Please Let Me Into This Heavenly Magazine Archive, I Really Truly Promise I Won't Steal Anything 

In Depth

What if I told you there was a magnificent collection of tens of thousands of magazines in a former cannon foundry outside London?

Okay, now that everybody except the tried and true magazine heads—the secret fraternal order of people who’ve got stacks of yellowed magazines hidden under their beds—has closed this tab, let’s talk about this New York Times visit to the Hyman Archive, certified by the Guinness Book of World Records as the world’s largest private magazine collection. It contains around 160,000 magazines, most of which have never been digitized. I have perhaps never seen a more perfect rendered image of literal heaven. To me, this is a lush painting on a Vatican ceiling full of billowing clouds and gamboling cherubs.
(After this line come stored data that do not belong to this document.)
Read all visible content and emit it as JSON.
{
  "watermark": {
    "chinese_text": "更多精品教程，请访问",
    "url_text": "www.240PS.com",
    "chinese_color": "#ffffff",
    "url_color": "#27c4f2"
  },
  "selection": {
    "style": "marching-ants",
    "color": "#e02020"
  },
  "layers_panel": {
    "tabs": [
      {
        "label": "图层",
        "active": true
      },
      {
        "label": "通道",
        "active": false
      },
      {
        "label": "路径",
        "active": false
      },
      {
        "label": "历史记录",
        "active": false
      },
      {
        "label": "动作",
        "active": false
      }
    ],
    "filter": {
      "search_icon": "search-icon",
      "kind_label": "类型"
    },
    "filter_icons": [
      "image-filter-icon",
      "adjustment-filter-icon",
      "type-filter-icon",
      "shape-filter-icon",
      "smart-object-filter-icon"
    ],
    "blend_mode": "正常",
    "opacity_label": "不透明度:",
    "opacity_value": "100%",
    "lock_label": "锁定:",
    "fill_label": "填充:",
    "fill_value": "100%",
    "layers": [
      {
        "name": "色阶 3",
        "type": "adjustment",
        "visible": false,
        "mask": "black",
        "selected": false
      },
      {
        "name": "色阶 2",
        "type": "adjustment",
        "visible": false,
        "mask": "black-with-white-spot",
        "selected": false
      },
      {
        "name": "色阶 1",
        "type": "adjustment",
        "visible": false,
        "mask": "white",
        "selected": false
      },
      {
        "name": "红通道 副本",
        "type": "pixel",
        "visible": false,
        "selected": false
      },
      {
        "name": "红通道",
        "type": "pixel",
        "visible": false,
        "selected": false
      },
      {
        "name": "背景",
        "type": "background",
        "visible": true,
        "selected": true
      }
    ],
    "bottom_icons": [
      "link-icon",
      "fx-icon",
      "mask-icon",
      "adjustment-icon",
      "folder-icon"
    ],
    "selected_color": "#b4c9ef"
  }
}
It started as the personal collection of James Hyman, who began amassing magazines as a resource while working at MTV Europe in the 1990s. Which is funny to me, personally, because my own magazine collecting began “for work,” even thought that quickly became a totally bogus excuse to buy anything cool.
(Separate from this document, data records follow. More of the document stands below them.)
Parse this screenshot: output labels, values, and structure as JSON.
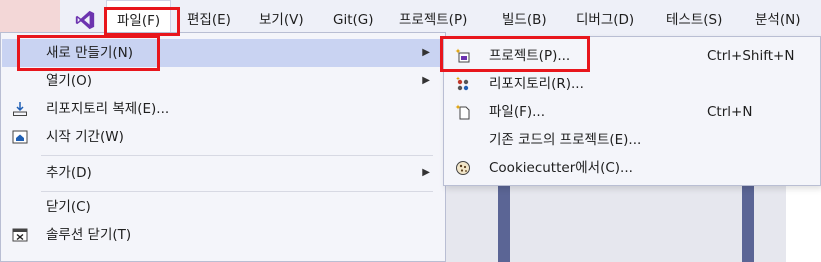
{
  "menubar": {
    "items": [
      {
        "label": "파일(F)"
      },
      {
        "label": "편집(E)"
      },
      {
        "label": "보기(V)"
      },
      {
        "label": "Git(G)"
      },
      {
        "label": "프로젝트(P)"
      },
      {
        "label": "빌드(B)"
      },
      {
        "label": "디버그(D)"
      },
      {
        "label": "테스트(S)"
      },
      {
        "label": "분석(N)"
      }
    ]
  },
  "file_menu": {
    "new": "새로 만들기(N)",
    "open": "열기(O)",
    "clone": "리포지토리 복제(E)...",
    "start_window": "시작 기간(W)",
    "add": "추가(D)",
    "close": "닫기(C)",
    "close_solution": "솔루션 닫기(T)"
  },
  "new_submenu": {
    "items": [
      {
        "label": "프로젝트(P)...",
        "shortcut": "Ctrl+Shift+N"
      },
      {
        "label": "리포지토리(R)...",
        "shortcut": ""
      },
      {
        "label": "파일(F)...",
        "shortcut": "Ctrl+N"
      },
      {
        "label": "기존 코드의 프로젝트(E)...",
        "shortcut": ""
      },
      {
        "label": "Cookiecutter에서(C)...",
        "shortcut": ""
      }
    ]
  },
  "colors": {
    "highlight": "#c9d3f2",
    "annotation_red": "#e8161c",
    "vs_purple": "#6c33af"
  }
}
“I always knew it was a cultural resource and that there was value in it,” Hyman told the Times, but he was glad to have the Guinness imprimatur,“because then people might take it more seriously than just thinking: ‘Some lunatic’s got a warehouse full of magazines.’”
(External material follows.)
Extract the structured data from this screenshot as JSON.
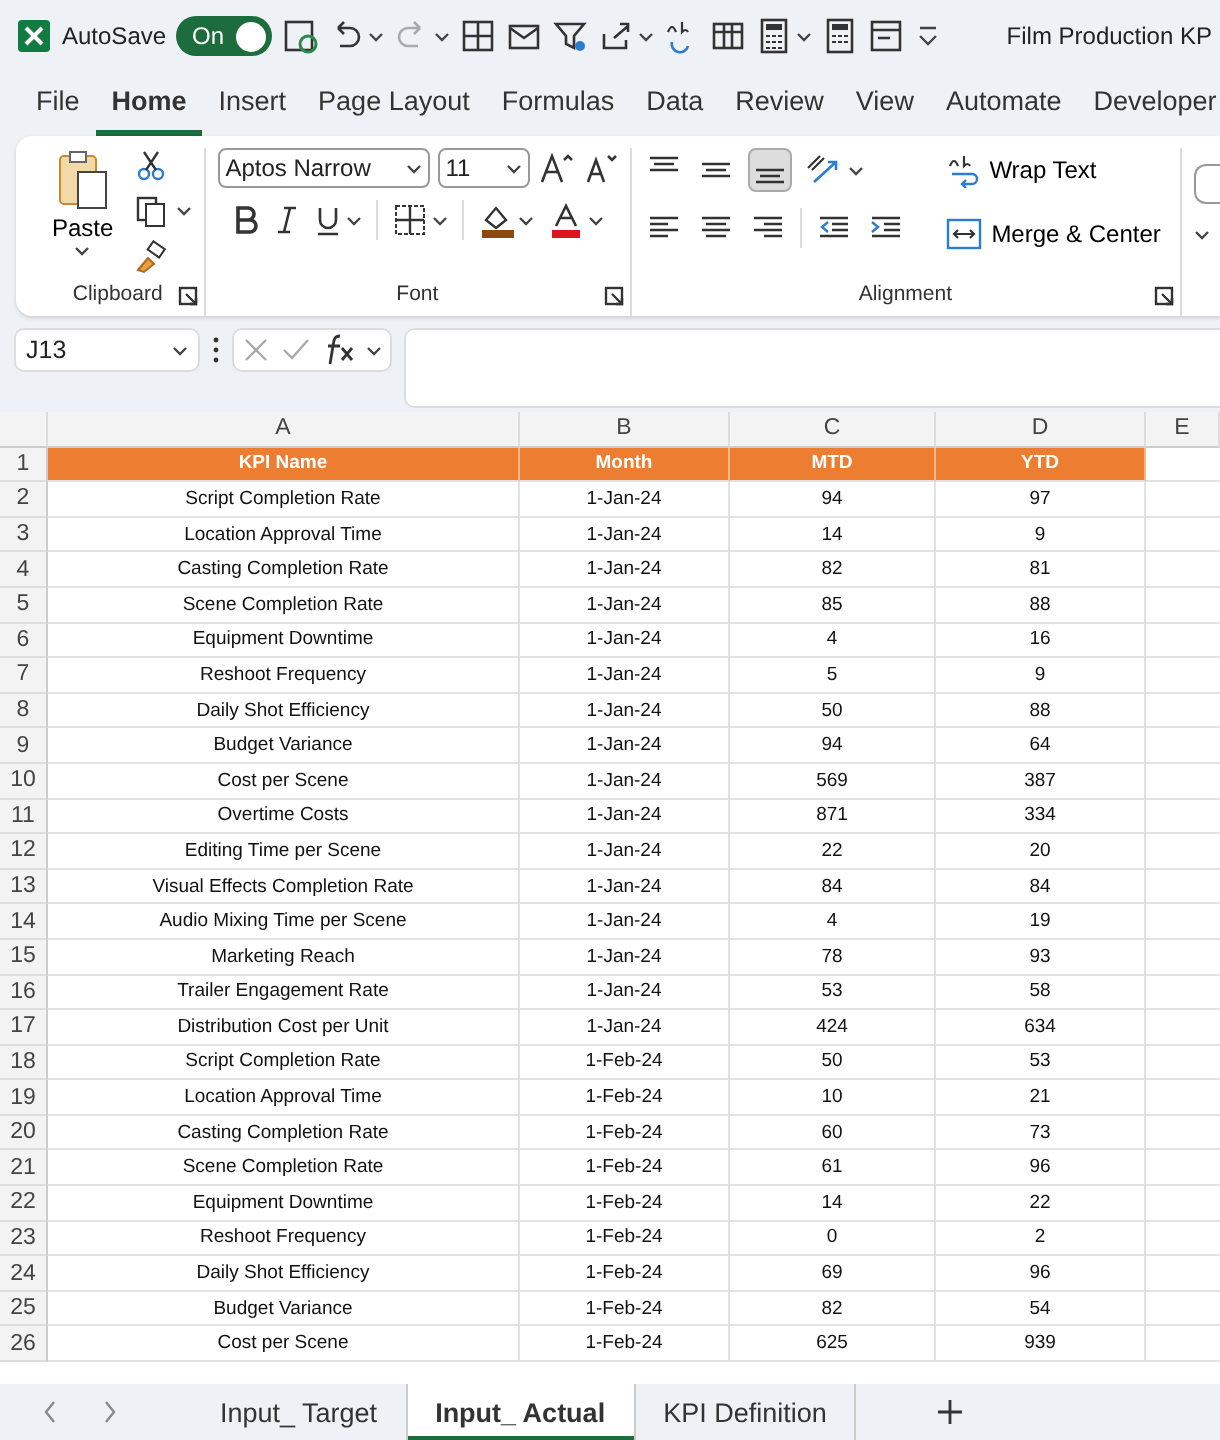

But come on—who could fail to instantly appreciate this majesty?

The archive is still peppered with periodicals from the MTV days, marked “James.” To illustrate the point, Mr. Hyman, 47, pulled from the shelves a 1995 issue of the defunct FactSheet5 — “The definitive guide to the zine revolution” — with his name scrawled on the cover in black marker. After all these years, Mr. Hyman is still intimately familiar with its contents. “This is a phenomenal publication. It listed zines, just a quirky catalog that reviewed fringe zines. It was sick,” he said, before seeking out and indicating a surprisingly positive review of a zine dedicated entirely to its founder’s genitals.

Come on!

During a recent visit, Mr. Hyman showed a reporter some of the titles and design elements he considers particularly important, including fake ads from Mad magazine trolling the cigarette industry; Kate Moss’s first cover (The Face, July 1990); The Notorious B.I.G.’s first appearance in The Source (March 1992); Rihanna on the cover of the first free issue of New Musical Express (September 2015) and a hacking magazine from 1984 called 2600, which, Mr. Hyman said, “is the frequency you used to use to get free calls if you blow your Cap’n Crunch whistle down the phone line,” and lists all of the direct phone extensions in the Reagan White House.

Come on!!!!!

For the archivists, “weird” is the highest praise. They’re fascinated by the ads in a copy of Family Circle from 1974, and a cereal-box-shaped Select magazine from January 1997 — dedicated ironically to the year 1996 — occupies pride of place above their desk, despite a Jolly Rancher candy that came with the magazine having melted inside it.

Hyman is currently seeking funding for his digitization efforts. Won’t somebody help this man digitize heaven?!